Tomorrow morning, my parents are flying into Auburn on a jet. Some friends of theirs who own one and who are also coming in town asked, “You going my way?” and thus, my parents became jet-setters. The catch is, we have to pick all seven of them up from the airport, which means that the Honda will be enlisted as a part of the convoy. I am embarrassed to admit that I am embarrassed by the Honda. I wish I were one of those people who was completely above being defined by the things that they own, but I will be the first to own that I am a bit of a material girl. Lately, I have been haunted by Suze Ormon’s question on Oprah (yes, I know. I am lame, lame, lame), “Who are you trying to impress?
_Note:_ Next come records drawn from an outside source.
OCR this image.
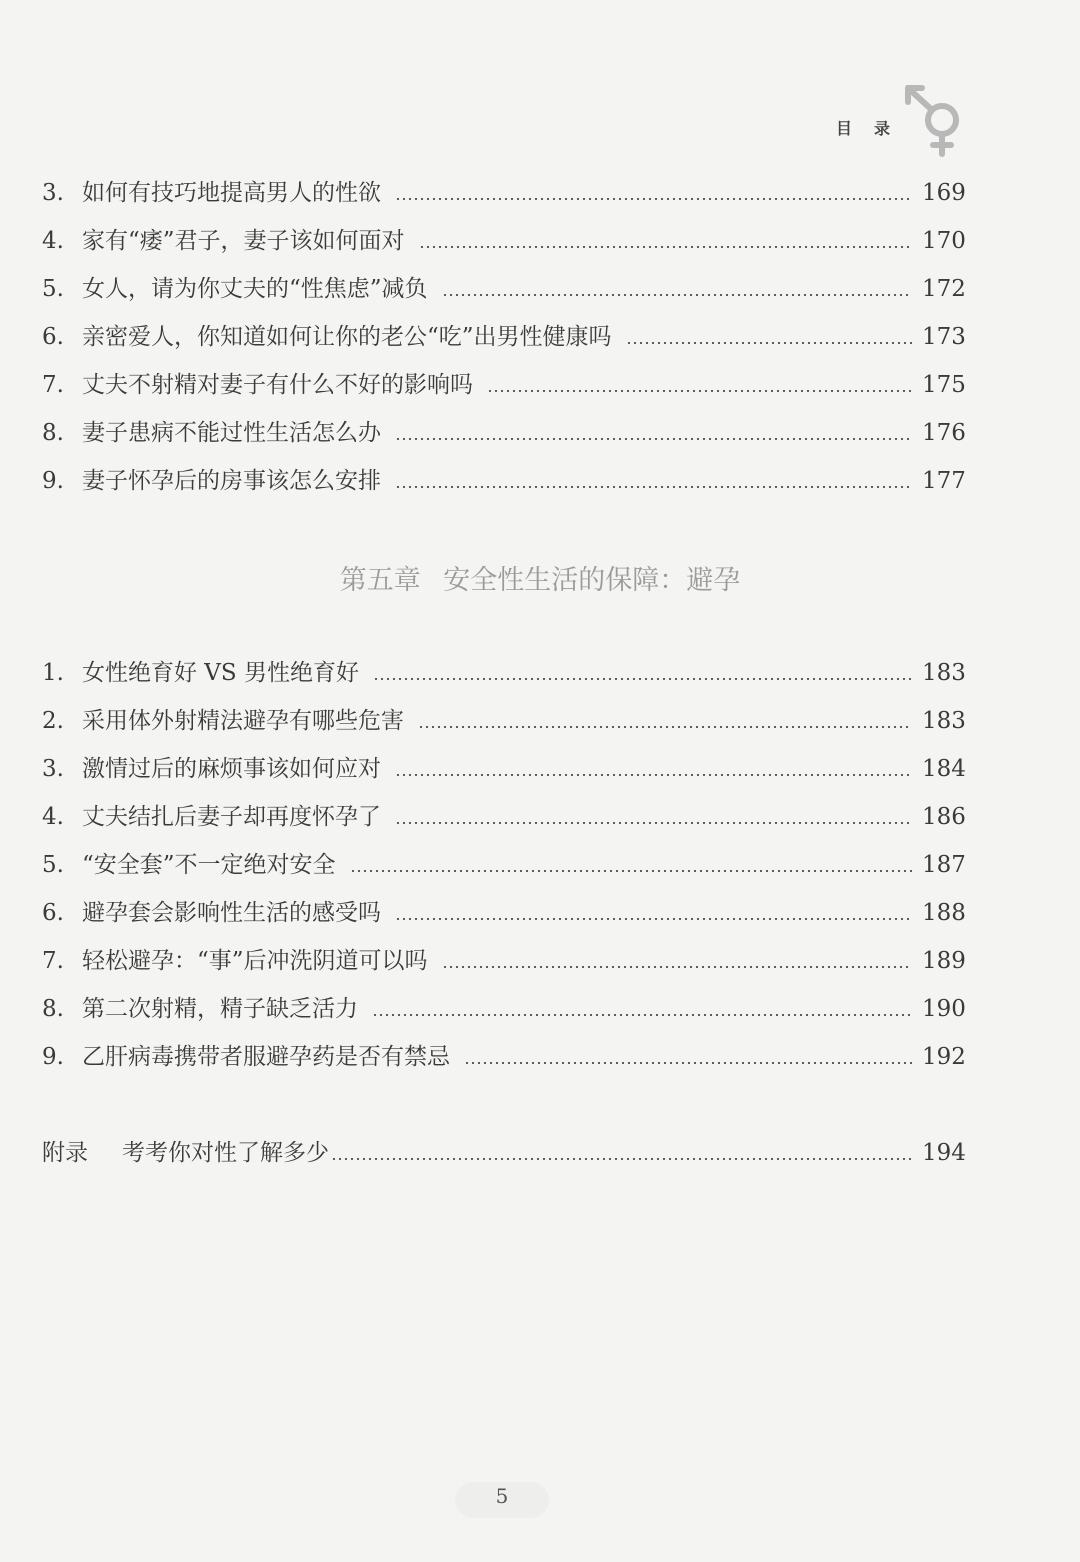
目录
3. 如何有技巧地提高男人的性欲	169
4. 家有“痿”君子，妻子该如何面对	170
5. 女人，请为你丈夫的“性焦虑”减负	172
6. 亲密爱人，你知道如何让你的老公“吃”出男性健康吗	173
7. 丈夫不射精对妻子有什么不好的影响吗	175
8. 妻子患病不能过性生活怎么办	176
9. 妻子怀孕后的房事该怎么安排	177
第五章 安全性生活的保障：避孕
1. 女性绝育好 VS 男性绝育好	183
2. 采用体外射精法避孕有哪些危害	183
3. 激情过后的麻烦事该如何应对	184
4. 丈夫结扎后妻子却再度怀孕了	186
5. “安全套”不一定绝对安全	187
6. 避孕套会影响性生活的感受吗	188
7. 轻松避孕：“事”后冲洗阴道可以吗	189
8. 第二次射精，精子缺乏活力	190
9. 乙肝病毒携带者服避孕药是否有禁忌	192
附录	考考你对性了解多少	194
5
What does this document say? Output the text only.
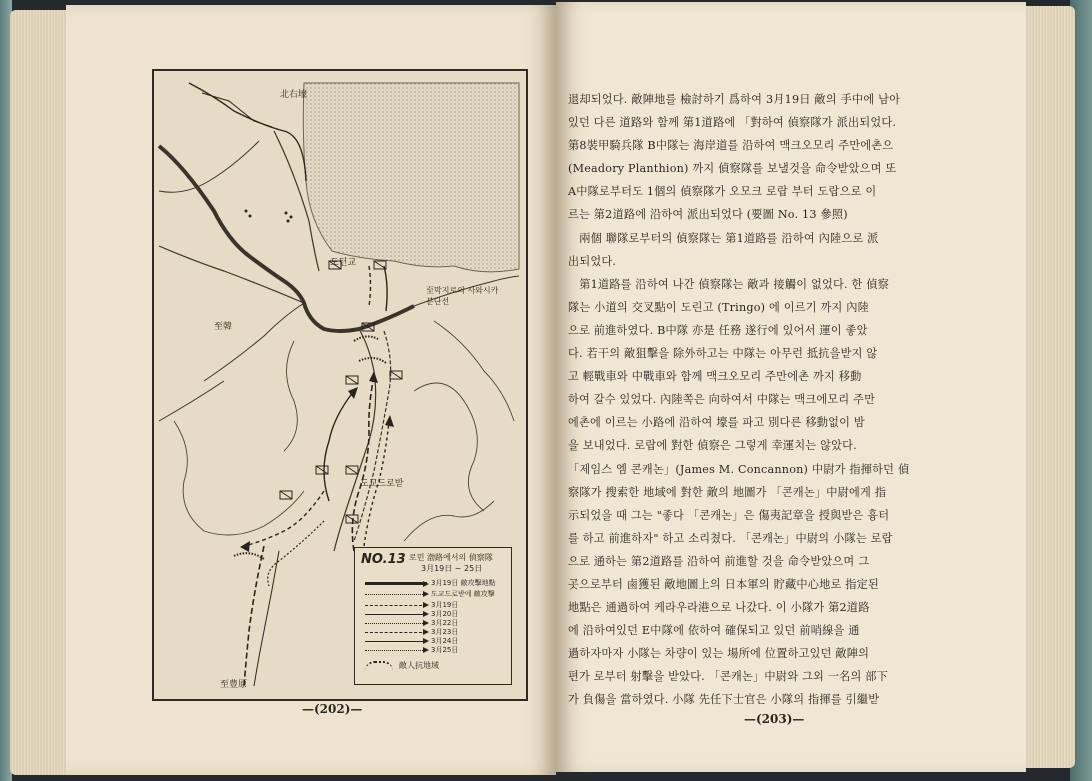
北右壕
도턴교
至막지로의 사와시카 분단선
至韓
도교드로받
至豊原
NO.13 로민 渤路에서의 偵察隊
3月19日 ~ 25日
3月19日 敵攻擊地點
도교드로받에 敵攻撃
3月19日
3月20日
3月22日
3月23日
3月24日
3月25日
敵人抗地域
—(202)—

退却되었다. 敵陣地를 檢討하기 爲하여 3月19日 敵의 手中에 남아

있던 다른 道路와 함께 第1道路에 「對하여 偵察隊가 派出되었다.

第8裝甲騎兵隊 B中隊는 海岸道를 沿하여 맥크오모리 주만에촌으

(Meadory Planthion) 까지 偵察隊를 보낼것을 命令받았으며 또

A中隊로부터도 1個의 偵察隊가 오모크 로랍 부터 도랍으로 이

르는 第2道路에 沿하여 派出되었다 (要圖 No. 13 參照)

兩個 聯隊로부터의 偵察隊는 第1道路를 沿하여 內陸으로 派

出되었다.

第1道路를 沿하여 나간 偵察隊는 敵과 接觸이 없었다. 한 偵察

隊는 小道의 交叉點이 도린고 (Tringo) 에 이르기 까지 內陸

으로 前進하였다. B中隊 亦是 任務 遂行에 있어서 運이 좋았

다. 若干의 敵狙擊을 除外하고는 中隊는 아무런 抵抗을받지 않

고 輕戰車와 中戰車와 함께 맥크오모리 주만에촌 까지 移動

하여 갈수 있었다. 內陸쪽은 向하여서 中隊는 맥크에모리 주만

에촌에 이르는 小路에 沿하여 壕를 파고 別다른 移動없이 밤

을 보내었다. 로랍에 對한 偵察은 그렇게 幸運치는 않았다.

「제임스 엠 콘캐논」(James M. Concannon) 中尉가 指揮하던 偵

察隊가 搜索한 地域에 對한 敵의 地圖가 「콘캐논」中尉에게 指

示되었을 때 그는 "좋다 「콘캐논」은 傷夷記章을 授與받은 흉터

를 하고 前進하자" 하고 소리쳤다. 「콘캐논」中尉의 小隊는 로랍

으로 通하는 第2道路를 沿하여 前進할 것을 命令받았으며 그

곳으로부터 鹵獲된 敵地圖上의 日本軍의 貯藏中心地로 指定된

地點은 通過하여 케라우라港으로 나갔다. 이 小隊가 第2道路

에 沿하여있던 E中隊에 依하여 確保되고 있던 前哨線을 通

過하자마자 小隊는 차량이 있는 場所에 位置하고있던 敵陣의

편가 로부터 射擊을 받았다. 「콘캐논」中尉와 그외 一名의 部下

가 負傷을 當하였다. 小隊 先任下士官은 小隊의 指揮를 引繼받

—(203)—
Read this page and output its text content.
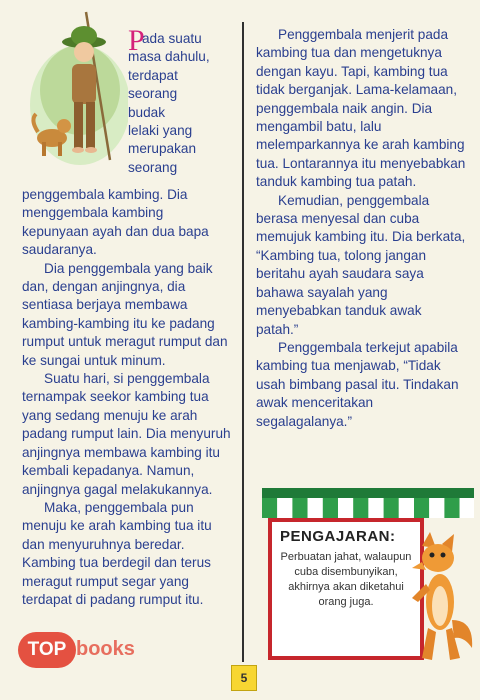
P
ada suatu
masa dahulu,
terdapat
seorang
budak
lelaki yang
merupakan
seorang

penggembala kambing. Dia menggembala kambing kepunyaan ayah dan dua bapa saudaranya.

Dia penggembala yang baik dan, dengan anjingnya, dia sentiasa berjaya membawa kambing-kambing itu ke padang rumput untuk meragut rumput dan ke sungai untuk minum.

Suatu hari, si penggembala ternampak seekor kambing tua yang sedang menuju ke arah padang rumput lain. Dia menyuruh anjingnya membawa kambing itu kembali kepadanya. Namun, anjingnya gagal melakukannya.

Maka, penggembala pun menuju ke arah kambing tua itu dan menyuruhnya beredar. Kambing tua berdegil dan terus meragut rumput segar yang terdapat di padang rumput itu.

Penggembala menjerit pada kambing tua dan mengetuknya dengan kayu. Tapi, kambing tua tidak berganjak. Lama-kelamaan, penggembala naik angin. Dia mengambil batu, lalu melemparkannya ke arah kambing tua. Lontarannya itu menyebabkan tanduk kambing tua patah.

Kemudian, penggembala berasa menyesal dan cuba memujuk kambing itu. Dia berkata, “Kambing tua, tolong jangan beritahu ayah saudara saya bahawa sayalah yang menyebabkan tanduk awak patah.”

Penggembala terkejut apabila kambing tua menjawab, “Tidak usah bimbang pasal itu. Tindakan awak menceritakan segalagalanya.”

PENGAJARAN:
Perbuatan jahat, walaupun cuba disembunyikan, akhirnya akan diketahui orang juga.
TOP books
5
You are buying all these things to impress people you don’t even know.” A penetrating truth.

For some reason, my dad is extremely proud of the Honda. I think the car’s sheer endurance has made an impression on him. It’s as though they have survived the teenage years of both me and my brother together. I’ve overheard him say things like, “I drove that thing back and forth to work all the time. Gets great gas mileage. I guess Whitney and Philip don’t need to worry about things like gas mileage.” Then he’ll stick his chest out and proudly declare, “It’s a great little car.” And so it is a great little car. Sensible. Practical. Tough.